Last weekend, we finally cracked and gave Bubba Gump a try. I can’t think of a more cynical Hollywood spinoff, but we were hungry, and the Aquarium restaurant was stuffed. Bubba’s food was not bad. The kids actually ate—there’s something to blog home about.
What struck me was one of the myriad bits of nostalgia: a map of the Beaufort, South Carolina area.
When I was a little boy, my family lived in five South Carolina towns in the space of less than three years. The first one was Frogmore, near Beaufort. You are unlikely to find it on a map, because they renamed it to Saint Helena, after the island that the village rests upon. Kind of a shame. At least you can still find Frogmore stew.
The town has a long, peculiar history.
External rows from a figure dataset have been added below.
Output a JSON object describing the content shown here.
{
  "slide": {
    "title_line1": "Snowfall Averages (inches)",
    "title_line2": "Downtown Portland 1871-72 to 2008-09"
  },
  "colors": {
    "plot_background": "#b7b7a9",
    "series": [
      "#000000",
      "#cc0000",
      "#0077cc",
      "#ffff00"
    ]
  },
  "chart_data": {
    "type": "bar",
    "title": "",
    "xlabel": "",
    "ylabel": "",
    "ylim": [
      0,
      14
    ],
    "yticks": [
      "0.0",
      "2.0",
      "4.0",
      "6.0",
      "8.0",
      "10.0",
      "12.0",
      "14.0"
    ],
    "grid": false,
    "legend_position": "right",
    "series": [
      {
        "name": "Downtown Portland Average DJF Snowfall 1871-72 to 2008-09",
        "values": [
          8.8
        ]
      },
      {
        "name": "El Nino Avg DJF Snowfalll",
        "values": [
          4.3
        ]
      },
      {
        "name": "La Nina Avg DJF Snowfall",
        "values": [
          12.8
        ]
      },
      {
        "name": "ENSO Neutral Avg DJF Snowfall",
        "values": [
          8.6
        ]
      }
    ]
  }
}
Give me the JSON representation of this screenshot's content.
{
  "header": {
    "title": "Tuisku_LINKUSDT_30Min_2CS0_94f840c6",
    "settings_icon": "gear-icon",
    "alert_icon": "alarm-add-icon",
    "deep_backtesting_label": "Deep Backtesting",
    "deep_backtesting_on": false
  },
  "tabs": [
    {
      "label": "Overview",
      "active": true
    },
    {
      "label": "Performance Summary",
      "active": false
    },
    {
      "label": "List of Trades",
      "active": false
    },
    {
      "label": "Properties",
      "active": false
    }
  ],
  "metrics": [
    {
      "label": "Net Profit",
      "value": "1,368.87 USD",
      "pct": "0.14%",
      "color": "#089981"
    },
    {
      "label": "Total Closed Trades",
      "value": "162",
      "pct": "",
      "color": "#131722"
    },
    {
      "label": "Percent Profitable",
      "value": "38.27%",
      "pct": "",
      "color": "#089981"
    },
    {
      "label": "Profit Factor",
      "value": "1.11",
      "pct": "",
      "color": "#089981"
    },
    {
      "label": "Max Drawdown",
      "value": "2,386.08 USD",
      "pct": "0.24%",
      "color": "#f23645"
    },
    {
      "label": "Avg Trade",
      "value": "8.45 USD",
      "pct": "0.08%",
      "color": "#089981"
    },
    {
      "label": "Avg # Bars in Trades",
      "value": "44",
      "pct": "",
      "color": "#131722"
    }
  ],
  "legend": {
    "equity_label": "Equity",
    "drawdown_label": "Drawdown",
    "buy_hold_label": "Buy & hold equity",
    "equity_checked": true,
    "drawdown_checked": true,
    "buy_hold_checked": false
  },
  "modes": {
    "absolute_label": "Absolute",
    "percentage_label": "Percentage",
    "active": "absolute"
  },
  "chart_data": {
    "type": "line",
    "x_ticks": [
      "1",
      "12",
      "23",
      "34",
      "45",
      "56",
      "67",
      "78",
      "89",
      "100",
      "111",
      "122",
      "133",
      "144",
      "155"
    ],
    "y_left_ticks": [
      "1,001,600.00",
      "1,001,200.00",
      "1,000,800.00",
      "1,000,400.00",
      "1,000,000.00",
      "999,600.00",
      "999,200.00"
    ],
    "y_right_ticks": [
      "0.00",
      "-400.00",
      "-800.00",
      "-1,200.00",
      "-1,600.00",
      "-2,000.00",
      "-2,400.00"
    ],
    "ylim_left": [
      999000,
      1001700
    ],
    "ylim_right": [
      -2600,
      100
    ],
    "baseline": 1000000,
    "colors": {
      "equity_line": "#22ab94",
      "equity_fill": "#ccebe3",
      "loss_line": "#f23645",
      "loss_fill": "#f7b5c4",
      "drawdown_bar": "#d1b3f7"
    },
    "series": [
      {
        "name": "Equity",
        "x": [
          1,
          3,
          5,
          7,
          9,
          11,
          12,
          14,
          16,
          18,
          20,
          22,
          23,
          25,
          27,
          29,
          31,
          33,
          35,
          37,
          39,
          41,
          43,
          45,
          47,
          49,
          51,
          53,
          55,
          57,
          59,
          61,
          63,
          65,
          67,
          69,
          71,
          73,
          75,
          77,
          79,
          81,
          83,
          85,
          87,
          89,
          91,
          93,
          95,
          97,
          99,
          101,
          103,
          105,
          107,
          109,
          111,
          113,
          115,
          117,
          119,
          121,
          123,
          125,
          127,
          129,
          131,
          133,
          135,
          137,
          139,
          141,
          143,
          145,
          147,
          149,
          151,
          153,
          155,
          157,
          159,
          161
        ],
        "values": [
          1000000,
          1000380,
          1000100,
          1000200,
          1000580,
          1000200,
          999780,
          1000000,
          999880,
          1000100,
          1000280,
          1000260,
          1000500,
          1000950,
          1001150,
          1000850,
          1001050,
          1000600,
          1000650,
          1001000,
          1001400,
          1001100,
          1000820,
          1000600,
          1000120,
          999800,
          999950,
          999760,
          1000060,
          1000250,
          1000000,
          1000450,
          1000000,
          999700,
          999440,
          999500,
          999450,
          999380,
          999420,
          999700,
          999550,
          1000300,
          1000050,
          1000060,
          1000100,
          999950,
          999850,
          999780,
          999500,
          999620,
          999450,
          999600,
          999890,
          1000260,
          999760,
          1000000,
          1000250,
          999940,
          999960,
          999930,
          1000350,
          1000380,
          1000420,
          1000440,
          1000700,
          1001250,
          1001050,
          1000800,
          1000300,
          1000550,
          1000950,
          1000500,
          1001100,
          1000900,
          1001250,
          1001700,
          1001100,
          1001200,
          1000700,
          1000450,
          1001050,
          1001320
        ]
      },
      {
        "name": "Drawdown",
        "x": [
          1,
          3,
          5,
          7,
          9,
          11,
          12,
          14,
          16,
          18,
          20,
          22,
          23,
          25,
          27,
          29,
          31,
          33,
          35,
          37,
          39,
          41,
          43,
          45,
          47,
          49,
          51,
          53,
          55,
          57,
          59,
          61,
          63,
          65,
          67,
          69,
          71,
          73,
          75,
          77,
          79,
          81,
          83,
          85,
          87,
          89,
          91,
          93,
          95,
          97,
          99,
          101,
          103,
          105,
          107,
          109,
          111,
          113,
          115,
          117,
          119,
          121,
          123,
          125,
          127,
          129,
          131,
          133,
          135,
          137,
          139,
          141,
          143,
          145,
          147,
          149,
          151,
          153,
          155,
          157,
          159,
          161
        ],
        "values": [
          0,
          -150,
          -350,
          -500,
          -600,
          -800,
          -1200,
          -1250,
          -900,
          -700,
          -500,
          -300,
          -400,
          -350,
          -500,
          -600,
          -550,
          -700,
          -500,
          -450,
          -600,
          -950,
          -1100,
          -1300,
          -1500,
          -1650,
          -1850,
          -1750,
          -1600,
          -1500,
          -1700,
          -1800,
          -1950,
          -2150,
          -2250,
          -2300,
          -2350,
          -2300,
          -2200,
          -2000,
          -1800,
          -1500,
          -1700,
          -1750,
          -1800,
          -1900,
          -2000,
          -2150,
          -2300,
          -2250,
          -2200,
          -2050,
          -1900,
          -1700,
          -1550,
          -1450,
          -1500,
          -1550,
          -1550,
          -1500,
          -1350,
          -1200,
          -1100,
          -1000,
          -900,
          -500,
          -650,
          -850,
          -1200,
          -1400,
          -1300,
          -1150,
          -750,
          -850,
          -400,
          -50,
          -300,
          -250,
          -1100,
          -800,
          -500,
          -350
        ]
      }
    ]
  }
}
This was the place where Laura Matilda Towne and Ellen Murray moved to serve the former slave population and establish the Penn School in 1862.
By the time we arrived, 104 years later, not much had changed. We had modern conveniences like plumbing, though ours was backed up into the bath tub when we arrived. The place was still isolated. Blonde hair was still a novelty among the island children.
I was of course too young to remember our residence in Frogmore. According to Mom, my life there consisted mostly of being bitten by sand flies in my crib. There were also occasional walks outside with my oldest sister Duska, and I’m guessing I was brought along for some of the proselytizing.
It may be rightly said that Frogmore was the Geneva of the South in 1966, though I’m told that Joe Frazier, himself a Beaufort native, called it the slum of the South. It was in Frogmore, at Penn Center, that Martin Luther King Jr., Andrew Young, Jessie Jackson, and the Southern Christian Leadership Conference met every year. Locals, including our family, were invited to attend the November 1966 conference, during which, I’m told, much debate took place regarding the pros and cons of nonviolent activism. I have read that it was at this conference that King expanded his vision from civil rights to human rights.
Laura Towne and Ellen Murray spent the remainder of their lives serving the islanders—a combined 85 years. We couldn’t hold on quite that long, and returned to California in early 1967, though we did visit Frogmore when we returned to South Carolina several years later. I remember spirituals being sung in a hall there. I remember one particular Baha’i song called “We Are Soldiers In God’s Army”. I haven’t heard it in a long time. I can tell you unequivocally that it most certainly rocked!
I also remember my brother Al catching a hammerhead shark and a ray off the pier. That could be a manufactured memory, but I remember it vividly.
Nice dan! And yes the hammerhead and ray fishing was great. Though steel leaders were required if you wanted to land the fish.